Три десятка шагов, каждый из которых говорил ей разумные вещи. И чем ниже шла она, чем больше открывалось взгляду за аркой, тем яснее становилась голова, наполненная резкой болью. И тем весомее слова внутри неё.
«Она стоит на моём месте.
Сердце мира. Моего мира.
Нельзя позволять тем, кто не умеет думать.
Я умею. Она нет.
Я определю ей место, достойное девчонки.
Я знаю, как надо…»
Мир-сад открывался перед ней и входил в душу — пением птиц, лепестками нежных цветов, узкими тропками среди кудрявых лиан, отягощённых гроздьями плодов. И в самом центре сада, видела она, на возвышении, укрытом взбитой зеленью, огромный белый цветок, похожий на нежнейшее ложе. Там, знала Найя, там отдохнёт её измученное тело и смятая душа. Там, выше всех, кто внизу, — она окинула сад и увидела в цветах полулежащих юных женщин, с раскинутыми в неге руками, качающих стройными ногами среди лепестков, — там я наберусь сил и взойду, чтоб взять мир в любящие руки. Кто же ещё удержит его? Не мужское же дурацкое оружие, которым они почти свалили вселенную в пропасть? Девочки, она это уже видела, улыбались, глядя на основание лестницы, и решила: конечно мне, не ей же, сопливой деревенской девчонке, чья доблесть лишь в том, что она убежала раньше, хитрая маленькая стерва, решила поиграть в королевы… Ну ничего, я накажу её и прощу. Она не виновата, просто глупа…

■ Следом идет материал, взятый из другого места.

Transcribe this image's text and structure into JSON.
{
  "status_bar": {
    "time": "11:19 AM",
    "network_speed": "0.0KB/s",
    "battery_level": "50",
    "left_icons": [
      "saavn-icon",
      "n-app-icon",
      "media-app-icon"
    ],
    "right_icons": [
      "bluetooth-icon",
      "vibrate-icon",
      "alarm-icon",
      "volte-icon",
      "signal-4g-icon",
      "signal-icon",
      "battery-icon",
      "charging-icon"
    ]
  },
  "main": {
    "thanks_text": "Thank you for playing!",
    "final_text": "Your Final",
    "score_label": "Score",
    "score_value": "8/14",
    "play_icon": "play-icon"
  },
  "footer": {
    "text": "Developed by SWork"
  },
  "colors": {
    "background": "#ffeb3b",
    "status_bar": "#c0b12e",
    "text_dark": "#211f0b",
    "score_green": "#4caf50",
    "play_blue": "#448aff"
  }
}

Встав рядом с Оннали, посмотрела на девочку презрительно и прощающе, а та, как в зеркале, отразила взгляд с тем же презрительным и высокомерным выражением. И Найя подняла руку для удара.
— Найя!!! — крик сверху резанул ей уши, и одновременно кожа с татуировкой на груди и шее зашевелилась, дергая болью.
Вздрогнув, повела взгляд сквозь дивную прелесть сада и вдруг увидела: будто обожгла руку в огне. Сбоку, среди завитков и листьев, виден кусок стены с неровно обгрызенным краем входа. И на его фоне — измождённое мужское лицо, заросшее бородой. Впалые скулы ударом сердца напомнили ей о мастере, которого весь путь она держала в голове и в груди, а тут вдруг забыла. И — чёрные глаза, налитые такой тоской, ужасом и болью, что комната с ложами то ли пыток, то ли опытов, виденная на лестнице, упала к ней в мозг и вытеснила всё остальное.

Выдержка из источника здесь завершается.